A graphical calculus for semi-groupal categories

TL;DR

This paper develops a graphical calculus for semi-groupal categories, extending Joyal and Street's work on monoidal categories, and introduces frameworks and constructions to formalize and relate these graphical representations.

Contribution

It introduces topological and combinatorial frameworks for semi-groupal graphical calculus, and connects these to existing theories of monoidal categories and upward planar drawings.

Findings

Established equivalence between graphical calculus and upward planar drawings.

Constructed the category of semi-tensor schemes and free monoidal categories.

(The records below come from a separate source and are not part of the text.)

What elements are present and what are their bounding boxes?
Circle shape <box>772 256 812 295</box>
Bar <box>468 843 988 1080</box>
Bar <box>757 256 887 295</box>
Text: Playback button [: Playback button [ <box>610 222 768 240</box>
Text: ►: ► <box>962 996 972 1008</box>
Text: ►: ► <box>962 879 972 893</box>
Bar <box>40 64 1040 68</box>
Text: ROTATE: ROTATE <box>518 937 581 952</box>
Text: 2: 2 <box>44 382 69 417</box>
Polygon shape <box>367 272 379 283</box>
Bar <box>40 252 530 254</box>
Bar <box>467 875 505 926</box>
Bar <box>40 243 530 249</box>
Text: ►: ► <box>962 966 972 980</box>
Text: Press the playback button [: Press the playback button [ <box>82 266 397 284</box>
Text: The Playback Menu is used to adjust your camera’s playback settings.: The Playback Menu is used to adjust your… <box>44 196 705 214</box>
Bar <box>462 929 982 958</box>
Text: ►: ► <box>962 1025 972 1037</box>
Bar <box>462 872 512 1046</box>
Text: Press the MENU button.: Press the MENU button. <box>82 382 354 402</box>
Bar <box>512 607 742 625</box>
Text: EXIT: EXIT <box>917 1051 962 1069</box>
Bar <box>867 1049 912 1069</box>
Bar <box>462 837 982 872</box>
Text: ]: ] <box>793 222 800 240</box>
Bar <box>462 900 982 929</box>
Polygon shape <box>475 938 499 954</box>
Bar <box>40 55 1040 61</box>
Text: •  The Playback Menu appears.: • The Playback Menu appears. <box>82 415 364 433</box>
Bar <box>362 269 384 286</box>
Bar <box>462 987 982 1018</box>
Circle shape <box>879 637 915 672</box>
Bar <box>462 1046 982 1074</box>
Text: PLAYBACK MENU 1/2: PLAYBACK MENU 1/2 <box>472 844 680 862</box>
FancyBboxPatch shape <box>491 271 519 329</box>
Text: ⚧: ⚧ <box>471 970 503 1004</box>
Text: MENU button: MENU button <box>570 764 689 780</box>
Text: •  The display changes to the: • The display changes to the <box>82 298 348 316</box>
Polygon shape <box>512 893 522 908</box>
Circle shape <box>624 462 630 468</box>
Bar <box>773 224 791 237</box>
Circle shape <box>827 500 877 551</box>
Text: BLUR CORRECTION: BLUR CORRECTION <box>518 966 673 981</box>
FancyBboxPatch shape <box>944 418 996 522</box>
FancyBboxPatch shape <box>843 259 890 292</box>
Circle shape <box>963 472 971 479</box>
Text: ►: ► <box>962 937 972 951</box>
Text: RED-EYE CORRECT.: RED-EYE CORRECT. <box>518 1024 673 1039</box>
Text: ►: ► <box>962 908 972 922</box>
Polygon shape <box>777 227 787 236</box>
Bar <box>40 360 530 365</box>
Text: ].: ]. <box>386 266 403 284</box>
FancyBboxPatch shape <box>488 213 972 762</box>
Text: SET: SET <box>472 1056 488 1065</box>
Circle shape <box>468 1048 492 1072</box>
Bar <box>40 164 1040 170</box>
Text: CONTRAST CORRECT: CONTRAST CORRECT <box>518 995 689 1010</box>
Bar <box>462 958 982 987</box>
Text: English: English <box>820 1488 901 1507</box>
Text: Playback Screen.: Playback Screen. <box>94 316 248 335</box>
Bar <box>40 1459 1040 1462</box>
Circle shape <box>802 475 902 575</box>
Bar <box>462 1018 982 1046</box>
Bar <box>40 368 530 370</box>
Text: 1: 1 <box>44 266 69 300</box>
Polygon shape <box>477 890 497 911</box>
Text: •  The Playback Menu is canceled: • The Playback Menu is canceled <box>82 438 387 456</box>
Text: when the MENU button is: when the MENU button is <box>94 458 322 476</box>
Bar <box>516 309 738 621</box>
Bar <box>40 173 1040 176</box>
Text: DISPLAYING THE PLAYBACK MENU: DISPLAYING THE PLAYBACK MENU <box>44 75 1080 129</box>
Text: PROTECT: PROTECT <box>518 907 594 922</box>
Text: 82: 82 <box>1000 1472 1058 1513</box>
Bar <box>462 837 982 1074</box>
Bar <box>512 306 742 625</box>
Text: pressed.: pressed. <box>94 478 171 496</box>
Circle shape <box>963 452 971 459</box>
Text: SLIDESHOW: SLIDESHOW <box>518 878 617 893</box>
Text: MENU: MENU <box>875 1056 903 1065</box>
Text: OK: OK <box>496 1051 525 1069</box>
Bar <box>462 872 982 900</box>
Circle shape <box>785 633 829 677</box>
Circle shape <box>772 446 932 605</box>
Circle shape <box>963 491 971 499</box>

Linked the unit convention to quotient constructions and existing monoidal category theories.

Abstract

Around the year 1988, Joyal and Street established a graphical calculus for monoidal categories, which provides a firm foundation for many explorations of graphical notations in mathematics and physics. For a deeper understanding of their work, we consider a similar graphical calculus for semi-groupal categories. We introduce two frameworks to formalize this graphical calculus, a topological one based on the notion of a processive plane graph and a combinatorial one based on the notion of a planarly ordered processive graph, which serves as a combinatorial counterpart of a deformation class of processive plane graphs. We demonstrate the equivalence of Joyal and Street's graphical calculus and the theory of upward planar drawings. We introduce the category of semi-tensor schemes, and give a construction of a free monoidal category on a semi-tensor scheme. We deduce the unit convention as a kind of quotient construction, and show an idea to generalize the unit convention. Finally, we clarify the relation of the unit convention and Joyal and Street's construction of a free monoidal category on a tensor scheme.